Coeliac disease is caused by the development of antibodies to a protein, gluten, in cereals in the diet. The antibodies attack the lining of the patient’s gut and impair the absorption of food. Diagnosis may be difficult, but there is a high risk in patients who have weight loss, anaemia or diarrhoea with loose foul-smelling stools. The ‘gold standard’ for diagnosis is to pass a tube into the duodenum to take a small piece of its lining (biopsy) for microscopic examination. Most patients with the disease have positive blood tests for both IgA antibodies to tissue transglutaminase and IgA endomysial antibodies, but not all do. A biopsy is therefore sometimes considered necessary in those with a negative lab test to exclude the diagnosis and in those with a positive lab test because some positives do not have coeliac disease

Dr Andrew Hopper and eight colleagues from the Royal Hallamshire Hospital Sheffield Department of Gastroenterology, Sheffield University and general practice report in the British Medical Journal of 6 April a plan of investigation that detected all cases of coeliac disease in patients referred to the Department for examination of the upper intestinal tract (gastroscopy) without having to perform duodenal biopsy in everyone. They first looked back at the records of 5979 patients who had been examined in 2003. A combination of a positive test for antibodies to tissue transglutaminase with the ‘high risk’ symptoms of weight loss, anaemia or diarrhoea as defined by the British Society of Gastroenterology picked up all the patients who had a positive biopsy for coeliac disease.

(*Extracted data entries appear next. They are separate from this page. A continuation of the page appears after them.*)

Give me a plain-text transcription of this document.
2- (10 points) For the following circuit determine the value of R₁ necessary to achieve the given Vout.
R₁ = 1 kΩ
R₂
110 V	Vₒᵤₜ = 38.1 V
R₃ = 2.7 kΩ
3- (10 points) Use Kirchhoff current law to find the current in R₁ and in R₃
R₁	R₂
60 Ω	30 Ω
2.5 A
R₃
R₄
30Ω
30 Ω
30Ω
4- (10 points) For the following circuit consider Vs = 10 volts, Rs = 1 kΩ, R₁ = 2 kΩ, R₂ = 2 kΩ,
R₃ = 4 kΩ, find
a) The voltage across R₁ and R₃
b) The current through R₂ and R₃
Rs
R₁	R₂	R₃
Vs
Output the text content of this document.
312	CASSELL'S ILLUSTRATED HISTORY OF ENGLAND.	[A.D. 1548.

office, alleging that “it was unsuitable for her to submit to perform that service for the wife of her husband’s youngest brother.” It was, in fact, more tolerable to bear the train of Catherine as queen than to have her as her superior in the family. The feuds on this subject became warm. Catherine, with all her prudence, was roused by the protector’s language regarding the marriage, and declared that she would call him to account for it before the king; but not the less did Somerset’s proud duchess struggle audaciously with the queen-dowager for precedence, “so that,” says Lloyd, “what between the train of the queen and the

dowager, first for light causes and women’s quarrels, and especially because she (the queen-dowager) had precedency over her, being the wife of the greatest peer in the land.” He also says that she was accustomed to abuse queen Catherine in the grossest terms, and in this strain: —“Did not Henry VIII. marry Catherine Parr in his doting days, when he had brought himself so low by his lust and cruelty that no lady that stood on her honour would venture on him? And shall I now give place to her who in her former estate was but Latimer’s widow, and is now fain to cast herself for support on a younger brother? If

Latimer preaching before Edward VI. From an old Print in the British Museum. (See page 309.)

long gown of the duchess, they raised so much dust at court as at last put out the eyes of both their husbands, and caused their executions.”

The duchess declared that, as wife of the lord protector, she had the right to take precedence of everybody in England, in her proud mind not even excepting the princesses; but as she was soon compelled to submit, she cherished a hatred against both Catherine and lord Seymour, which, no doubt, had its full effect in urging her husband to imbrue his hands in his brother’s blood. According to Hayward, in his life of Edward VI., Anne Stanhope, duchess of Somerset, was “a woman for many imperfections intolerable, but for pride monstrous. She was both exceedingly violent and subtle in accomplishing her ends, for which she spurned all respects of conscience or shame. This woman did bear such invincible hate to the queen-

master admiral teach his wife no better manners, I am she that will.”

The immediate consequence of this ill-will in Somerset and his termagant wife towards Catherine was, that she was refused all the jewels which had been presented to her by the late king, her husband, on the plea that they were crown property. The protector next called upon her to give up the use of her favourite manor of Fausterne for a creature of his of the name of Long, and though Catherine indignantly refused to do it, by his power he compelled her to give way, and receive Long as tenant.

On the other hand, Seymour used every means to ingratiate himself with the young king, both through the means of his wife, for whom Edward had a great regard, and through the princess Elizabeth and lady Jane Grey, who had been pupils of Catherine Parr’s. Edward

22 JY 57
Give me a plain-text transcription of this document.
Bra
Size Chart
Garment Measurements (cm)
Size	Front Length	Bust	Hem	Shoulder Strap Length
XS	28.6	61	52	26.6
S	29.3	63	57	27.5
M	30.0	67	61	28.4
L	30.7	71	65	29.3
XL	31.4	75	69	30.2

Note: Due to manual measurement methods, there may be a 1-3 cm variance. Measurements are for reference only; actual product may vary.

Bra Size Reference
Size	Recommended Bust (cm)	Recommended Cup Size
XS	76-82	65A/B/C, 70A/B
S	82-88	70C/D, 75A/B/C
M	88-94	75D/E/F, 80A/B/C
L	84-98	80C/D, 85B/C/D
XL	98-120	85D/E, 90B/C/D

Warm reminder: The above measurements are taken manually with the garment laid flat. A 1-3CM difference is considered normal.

The research workers then recruited 2000 volunteers from patients referred to them for examination of the upper gut during the next 26 months. The patients were divided into ‘high risk’ and ‘low risk’ of coeliac disease on the basis of their symptoms. All 2000 had tissue transglutaminase antibodies measured and had biopsies taken. Of the 77 patients who were found to have coeliac disease on biopsy all were either classified as ‘high risk’ or had a positive antibody test or, in 83% of them, both. None of the 1170 ‘low risk’ patients with a negative antibody test, 59% of the total, had coeliac disease. In future such patients should not need routine invasive biopsy.

In a commentary that accompanied the research paper, Drs Graber and Kumar from the VA Medical Center, Northport, NY agreed with the authors that biopsy still has an important role in high risk patients with positive serology because 40% of them did not have coeliac disease when biopsied. They suggested that decision making might be improved by incorporating further lab tests (HLA) that are positive in nearly all patients with coeliac disease. They concluded that at present the Sheffield decision rule is the most cost effective and efficient way to assess coeliac disease.